At the UW, the community was big, but it wasn’t that diverse. I felt my instructors had low expectations of me. Fortunately, I found a great sociology professor who challenged me, and I earned the grades that helped me get into Morehouse. I transferred. I played football. I had my dream of being surrounded by the African American community, the experience of being in the majority. I learned how to take the ideas I encountered back to my home community. I experienced so many wonderful things—the culture, the bands marching down streets named after icons of the Civil Rights movement. Our chapel had a statue of Dr. Martin Luther King Jr. I walked the same pathways so many icons like Dr. King had once traveled. Those are the things that woke me up.

But I have three brothers, and going to a private school across the country is expensive. I wanted to leave a space for them, so I came back to the University of Washington to finish college. There were many differences between the two schools. At Morehouse, incredible leaders from the Civil Rights Movement would visit my classes. I remember once when John Lewis walked in to my history class and said he was proud of us and there to support us. By contrast, at the UW, our sociology studies were about people observing African American children and writing about their behaviors rather than developing programs to help them achieve. Popular and influential professors like Al Black did not have tenure, and that was noticed by the students. None of the teaching assistants were people of color. It was like the University was missing some steps. I realized that when it comes to advancing equity, you have to move away from just discussing theory and reviewing studies. You have to have a practicum and provide students with hands-on engagement with equity work and people with lived experiences.

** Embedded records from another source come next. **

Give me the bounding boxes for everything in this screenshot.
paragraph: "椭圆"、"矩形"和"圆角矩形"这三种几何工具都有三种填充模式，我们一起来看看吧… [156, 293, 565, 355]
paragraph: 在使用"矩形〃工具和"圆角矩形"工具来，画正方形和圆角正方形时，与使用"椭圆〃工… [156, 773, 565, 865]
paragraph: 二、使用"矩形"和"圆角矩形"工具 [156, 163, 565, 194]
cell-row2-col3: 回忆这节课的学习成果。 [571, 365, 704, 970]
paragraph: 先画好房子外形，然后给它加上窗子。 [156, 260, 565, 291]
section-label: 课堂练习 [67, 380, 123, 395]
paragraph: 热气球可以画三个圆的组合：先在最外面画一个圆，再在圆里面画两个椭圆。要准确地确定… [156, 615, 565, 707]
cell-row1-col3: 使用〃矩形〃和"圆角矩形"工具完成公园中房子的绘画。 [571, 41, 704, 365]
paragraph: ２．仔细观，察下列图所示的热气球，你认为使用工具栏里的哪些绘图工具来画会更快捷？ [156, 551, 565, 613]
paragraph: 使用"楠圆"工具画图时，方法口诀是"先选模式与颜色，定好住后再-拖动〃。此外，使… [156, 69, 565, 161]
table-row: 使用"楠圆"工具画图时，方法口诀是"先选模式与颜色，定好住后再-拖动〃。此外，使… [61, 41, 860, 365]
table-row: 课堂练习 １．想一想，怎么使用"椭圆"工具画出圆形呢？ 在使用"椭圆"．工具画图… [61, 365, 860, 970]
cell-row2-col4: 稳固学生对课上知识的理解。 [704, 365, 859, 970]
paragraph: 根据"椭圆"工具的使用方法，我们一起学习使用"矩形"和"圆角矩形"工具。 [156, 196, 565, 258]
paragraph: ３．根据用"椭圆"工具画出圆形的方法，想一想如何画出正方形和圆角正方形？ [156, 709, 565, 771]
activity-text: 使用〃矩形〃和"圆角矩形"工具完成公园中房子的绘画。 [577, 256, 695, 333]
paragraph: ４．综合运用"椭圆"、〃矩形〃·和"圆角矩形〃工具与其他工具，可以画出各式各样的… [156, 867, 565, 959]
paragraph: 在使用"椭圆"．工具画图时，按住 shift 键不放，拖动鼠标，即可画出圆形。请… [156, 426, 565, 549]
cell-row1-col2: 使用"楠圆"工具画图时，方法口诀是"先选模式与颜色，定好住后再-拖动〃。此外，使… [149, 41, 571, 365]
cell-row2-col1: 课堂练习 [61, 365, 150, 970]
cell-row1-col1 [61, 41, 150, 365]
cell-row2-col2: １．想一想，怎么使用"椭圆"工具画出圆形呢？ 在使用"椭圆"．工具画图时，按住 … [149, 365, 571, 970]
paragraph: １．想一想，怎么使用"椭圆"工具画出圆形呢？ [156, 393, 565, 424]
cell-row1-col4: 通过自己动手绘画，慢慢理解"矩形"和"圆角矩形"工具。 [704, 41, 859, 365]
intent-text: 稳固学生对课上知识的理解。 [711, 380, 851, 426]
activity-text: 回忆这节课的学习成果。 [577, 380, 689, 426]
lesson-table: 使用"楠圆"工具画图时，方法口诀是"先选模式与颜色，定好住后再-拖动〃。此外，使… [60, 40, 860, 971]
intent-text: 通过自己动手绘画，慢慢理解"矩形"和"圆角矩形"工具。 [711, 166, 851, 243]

Through my studies and experiences, I was drawn to public service. After graduation, I worked on several political campaigns and started my career in the public sector. Today I work for King County Metro Transit. I also serve on the Tukwila City Council, a position I have held since 2008. In my job and in the public service I do, I’m an implementer of equity. Something I hear all the time in the work I do around government structures is that usually those who are closest to the pain and to the solution are furthest from the power to make the change. But I believe that in nearly every project, there should be a place for people who have first-hand experience with inequity. The UW can do its part by helping businesses and organizations bring in people who, through their own experience, can help us all discover better ways to do things.

Sometimes the University can be a city unto itself. Professors should be out in the community more putting their expertise to practical use. They can help organizations outside of campus get to the root causes of disparities. At the same time, by involving the students, we’re investing upstream—preparing a new generation to handle real-world systemic injustices after graduation.

These are things I’ve learned and engaged in my professional career. In 2008, when Ron Sims was King County executive, he launched the equity and social justice initiative. I was the community relations manager and when that initiative matured into policy, I helped build it out with workplans that centered equity and social justice. Later, when Dow Constantine was executive, he asked me to chair the Conservation Futures tax. Ron had preserved 110,000 acres of forest land. This was the next iteration of that. Because I wanted to see people from the communities that I’m in have a voice in saying what the environment means to them, I formed the Open Space Equity Cabinet. By including the community and pursuing their expressed needs and ideas, we garnered $60 million dedicated to open space in urban areas. We engaged people with lived experience and with their insight, found matching dollars for the greenspace. These examples illustrate the kind of groundbreaking engagement that I would love to see the University of Washington be a part of.

Alumni can be centering access and equity in the work they do as well. And those who are doing that can come back to campus and present how to move theories into practical applications. We’ve learned that the work of diversity and equity should not be sequestered within an institution. We should be connecting leaders who are implementors across organizations. I think back decades ago when diversity was first thrown out as a catchphrase. If only we would have fully embraced it then, if we had included people who pushed us out of our comfort zones, how far we could have come.